Keach and Susan Tyrrell give dead-on performances as pathetic sad sack barflies. Tyrrell was nominated for the Best Supporting Actress Oscar. In this wonderful 2000 profile in LA Weekly, Tyrrell said, “The last thing my mother said to me was, ‘SuSu, your life is a celebration of everything that is cheap and tawdry.’ I’ve always liked that, and I’ve always tried to live up to it.”

Susan Tyrrell in FAT CITY

2012 at the Movies: farewells

Andy Griffith in A FACE IN THE CROWD

This year I wrote farewells to four of my movie favorites.

Most Baby Boomers first saw Ben Gazzara as the star of the 60s TV series Run for Your Life, and cinephiles point to his work in two groundbreaking John Cassavetes films, Husbands and The Killing of a Chinese Bookie.  I immediately thought of the Coolest Movie Character Ever, John Russo in Peter Bogdanovich’s They All Laughed.

Levon Helm‘s 17 acting credits include some very top shelf stuff. He was Loretta’s father in Coal Miner’s Daughter. In The Right Stuff, he played Ridley, test pilot Chuck Yeager’s aircraft mechanic, the guy who loans him Beeman’s chewing gum before each life-risking test flight.

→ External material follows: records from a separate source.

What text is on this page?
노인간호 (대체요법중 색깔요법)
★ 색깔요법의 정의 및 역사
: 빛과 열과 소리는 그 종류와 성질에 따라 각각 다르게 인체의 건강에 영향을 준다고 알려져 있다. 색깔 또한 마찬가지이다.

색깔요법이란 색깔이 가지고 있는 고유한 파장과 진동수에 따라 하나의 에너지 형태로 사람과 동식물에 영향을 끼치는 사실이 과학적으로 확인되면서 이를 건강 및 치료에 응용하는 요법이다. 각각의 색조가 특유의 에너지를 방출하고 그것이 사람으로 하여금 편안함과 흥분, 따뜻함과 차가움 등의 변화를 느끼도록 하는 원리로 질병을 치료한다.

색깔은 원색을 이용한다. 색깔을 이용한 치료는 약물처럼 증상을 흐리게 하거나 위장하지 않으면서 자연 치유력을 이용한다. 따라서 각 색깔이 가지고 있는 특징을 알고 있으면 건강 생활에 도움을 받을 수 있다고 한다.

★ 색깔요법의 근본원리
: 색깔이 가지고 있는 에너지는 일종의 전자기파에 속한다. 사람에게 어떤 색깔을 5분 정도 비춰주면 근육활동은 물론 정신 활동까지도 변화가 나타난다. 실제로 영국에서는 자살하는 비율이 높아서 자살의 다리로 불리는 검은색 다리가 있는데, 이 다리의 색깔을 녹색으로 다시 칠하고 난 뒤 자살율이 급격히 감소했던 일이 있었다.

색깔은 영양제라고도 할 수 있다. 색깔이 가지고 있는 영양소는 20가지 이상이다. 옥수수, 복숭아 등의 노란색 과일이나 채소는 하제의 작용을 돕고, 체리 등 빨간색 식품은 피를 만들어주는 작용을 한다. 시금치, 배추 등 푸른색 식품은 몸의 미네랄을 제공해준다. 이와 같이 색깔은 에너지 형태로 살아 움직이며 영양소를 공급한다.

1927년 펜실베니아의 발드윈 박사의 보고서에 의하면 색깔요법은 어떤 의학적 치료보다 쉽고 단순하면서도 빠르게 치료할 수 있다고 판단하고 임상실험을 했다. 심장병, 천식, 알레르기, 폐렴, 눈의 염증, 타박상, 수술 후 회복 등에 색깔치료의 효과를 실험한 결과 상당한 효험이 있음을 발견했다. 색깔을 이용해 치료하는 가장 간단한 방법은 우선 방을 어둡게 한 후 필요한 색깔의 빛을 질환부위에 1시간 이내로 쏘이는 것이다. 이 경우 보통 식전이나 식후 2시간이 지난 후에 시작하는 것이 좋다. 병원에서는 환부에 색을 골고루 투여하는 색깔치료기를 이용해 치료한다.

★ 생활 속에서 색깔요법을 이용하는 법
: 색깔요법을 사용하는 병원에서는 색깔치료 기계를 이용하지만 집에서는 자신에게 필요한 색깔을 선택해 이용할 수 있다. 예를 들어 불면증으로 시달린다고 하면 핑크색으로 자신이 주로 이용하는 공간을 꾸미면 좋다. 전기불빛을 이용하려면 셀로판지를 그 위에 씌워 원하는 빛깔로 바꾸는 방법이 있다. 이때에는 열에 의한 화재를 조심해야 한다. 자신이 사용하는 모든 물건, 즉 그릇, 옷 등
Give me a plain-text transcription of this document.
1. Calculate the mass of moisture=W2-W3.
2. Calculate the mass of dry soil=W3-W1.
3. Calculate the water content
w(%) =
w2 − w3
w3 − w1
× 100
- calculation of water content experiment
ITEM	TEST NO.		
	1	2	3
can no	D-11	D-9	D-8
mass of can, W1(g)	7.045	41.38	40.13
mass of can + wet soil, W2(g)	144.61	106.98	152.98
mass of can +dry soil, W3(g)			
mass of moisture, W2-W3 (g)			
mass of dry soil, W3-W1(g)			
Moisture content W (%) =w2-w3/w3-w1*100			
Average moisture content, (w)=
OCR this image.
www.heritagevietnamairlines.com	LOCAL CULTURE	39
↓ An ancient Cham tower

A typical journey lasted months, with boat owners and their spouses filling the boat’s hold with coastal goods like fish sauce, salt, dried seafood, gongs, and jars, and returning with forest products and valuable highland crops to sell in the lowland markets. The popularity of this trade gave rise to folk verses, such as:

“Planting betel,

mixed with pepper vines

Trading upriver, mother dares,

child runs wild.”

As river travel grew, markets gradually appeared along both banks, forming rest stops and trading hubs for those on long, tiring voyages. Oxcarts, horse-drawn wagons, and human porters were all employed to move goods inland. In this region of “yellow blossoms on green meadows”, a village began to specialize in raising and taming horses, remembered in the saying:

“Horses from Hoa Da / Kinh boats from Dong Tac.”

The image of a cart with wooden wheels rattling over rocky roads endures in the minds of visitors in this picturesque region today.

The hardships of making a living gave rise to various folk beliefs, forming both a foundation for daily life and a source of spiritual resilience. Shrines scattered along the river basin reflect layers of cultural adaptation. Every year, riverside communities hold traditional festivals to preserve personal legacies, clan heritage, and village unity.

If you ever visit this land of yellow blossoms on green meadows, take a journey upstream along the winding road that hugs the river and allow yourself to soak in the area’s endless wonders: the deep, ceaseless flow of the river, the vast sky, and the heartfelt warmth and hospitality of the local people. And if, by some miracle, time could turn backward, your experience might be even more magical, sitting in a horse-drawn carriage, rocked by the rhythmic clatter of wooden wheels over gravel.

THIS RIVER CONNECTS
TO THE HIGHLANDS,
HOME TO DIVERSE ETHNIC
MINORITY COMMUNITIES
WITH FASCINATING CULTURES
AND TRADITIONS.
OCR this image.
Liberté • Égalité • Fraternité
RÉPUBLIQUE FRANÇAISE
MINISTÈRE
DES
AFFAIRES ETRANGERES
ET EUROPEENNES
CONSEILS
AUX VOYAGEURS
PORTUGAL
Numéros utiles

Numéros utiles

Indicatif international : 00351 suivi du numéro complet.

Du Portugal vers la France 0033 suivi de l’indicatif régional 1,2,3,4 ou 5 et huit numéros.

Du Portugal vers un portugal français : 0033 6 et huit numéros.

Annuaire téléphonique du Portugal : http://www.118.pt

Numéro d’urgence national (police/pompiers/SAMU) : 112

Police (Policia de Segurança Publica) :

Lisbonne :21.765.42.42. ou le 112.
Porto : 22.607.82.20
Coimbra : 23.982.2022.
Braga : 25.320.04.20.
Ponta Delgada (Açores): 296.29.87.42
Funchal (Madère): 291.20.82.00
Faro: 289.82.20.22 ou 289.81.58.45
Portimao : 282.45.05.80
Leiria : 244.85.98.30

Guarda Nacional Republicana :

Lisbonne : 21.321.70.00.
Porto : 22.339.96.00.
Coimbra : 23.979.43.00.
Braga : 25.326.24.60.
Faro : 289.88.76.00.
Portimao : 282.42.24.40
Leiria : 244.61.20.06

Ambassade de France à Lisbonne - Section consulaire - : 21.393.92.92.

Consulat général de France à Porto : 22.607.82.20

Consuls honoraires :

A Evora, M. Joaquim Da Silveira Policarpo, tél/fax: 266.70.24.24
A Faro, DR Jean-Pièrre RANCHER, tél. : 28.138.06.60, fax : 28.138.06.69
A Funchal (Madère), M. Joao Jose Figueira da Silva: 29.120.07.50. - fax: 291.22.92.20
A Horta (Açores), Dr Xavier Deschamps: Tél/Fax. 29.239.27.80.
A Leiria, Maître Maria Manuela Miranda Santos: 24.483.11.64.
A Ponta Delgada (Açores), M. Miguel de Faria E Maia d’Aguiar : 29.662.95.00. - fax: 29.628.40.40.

He was also the narrator in The Right Stuff.  I particularly loved one of his last roles, Old Man with Radio in Tommy Lee Jones’ overlooked 2005 The Three Burials of Melquiades Estrada.

Susan Tyrrell was nominated for the Best Supporting Actress Oscar for a dead-on performance as a pathetic sad sack barfly in the under appreciated Fat City (1972).

For his very first feature film, Andy Griffith shed the likeability and decency that made him a TV megastar and became a searingly unforgettable villain.  In the 1957 Elia Kazan classic A Face in the Crowd, Griffith played Lonesome Rhodes, a failed country guitar picker who is hauled out of an Arkansas drunk tank by talent scout Marcia Jeffries (Patricia Neal).  It turns out that he has a folksy charm that is dynamite in the new medium of television.   Presaging communication in the television age, A Face in the Crowd is one of our most important political movies.

Coming up on TV: Fat City

Stacy Keach and Jeff Bridges in FAT CITY

Turner Classic Movies is broadcasting the under appreciated Fat City (1972) on June 18.  Stacy Keach plays a boxer on the slide, his skills unraveled by his alcoholism. He inspires a kid (a very young Jeff Bridges), who becomes a boxer on the rise.  Keach and Susan Tyrrell give dead-on performances as pathetic sad sack barflies.  Tyrrell was nominated for the Best Supporting Actress Oscar.

The great director John Huston shot the film in Stockton, and Fat City is a time capsule for the Central Valley in the early 70s.

Fat City has made two of my lists: Best Boxing Movies and Best Drug Movies.